4. Stent Expansion Comparison Results

Through the simulation analysis of the stent model, the positions where the maximum stress occurs and plastic deformation occurs can be predicted relatively accurately. In the design of new stents, if a balloon-stent model is established in advance to simulate the expansion process, find the position and magnitude of the maximum stress during expansion, and compare the maximum stress with the tensile strength of the stent material, when the tensile strength of the stent material is less than the maximum stress, try to improve the tensile strength of the material, then the stent can be prevented from being damaged due to excessive expansion. The diamond-shaped stent mentioned above has a maximum stress during the expansion process that is less than the tensile strength of the material, so the stent will not be damaged and conforms to the clinical application standards.

5. Summary:

1. The results of the simulation analysis show the maximum stress of blood vessels after stent implantation.

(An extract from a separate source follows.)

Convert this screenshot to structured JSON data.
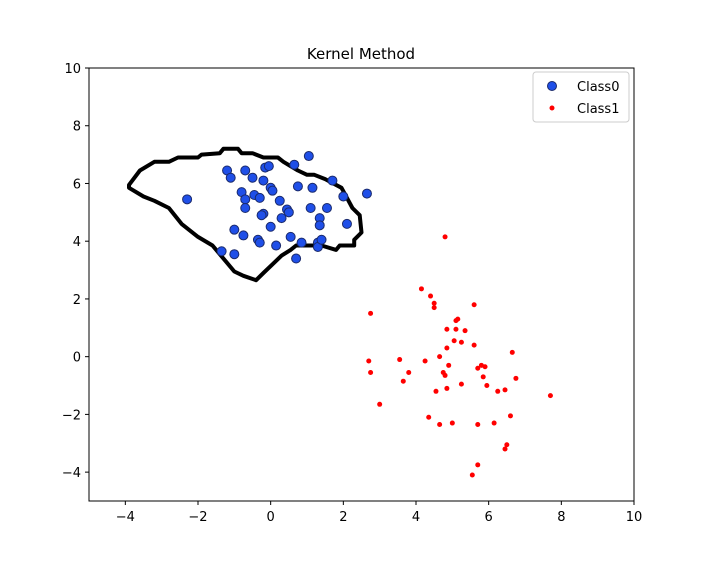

2. The mechanical behavior of stents in blood vessels is very complex. Whether it is boundary conditions or material parameters, accurate parameters or better simplification methods are needed to obtain analysis results that meet the actual needs of medical engineering analysis.

3. Using the knowledge of finite element analysis, medical researchers can effectively improve the design of stents and optimize their applications in biomedical applications. In addition to medical equipment required in surgical procedures, finite element analysis technology is also widely used in other fields of biomedicine and provides more help for people's life and health. Conducting simulation research on vascular stents can reduce the number of experiments, save working time, and reduce experimental costs.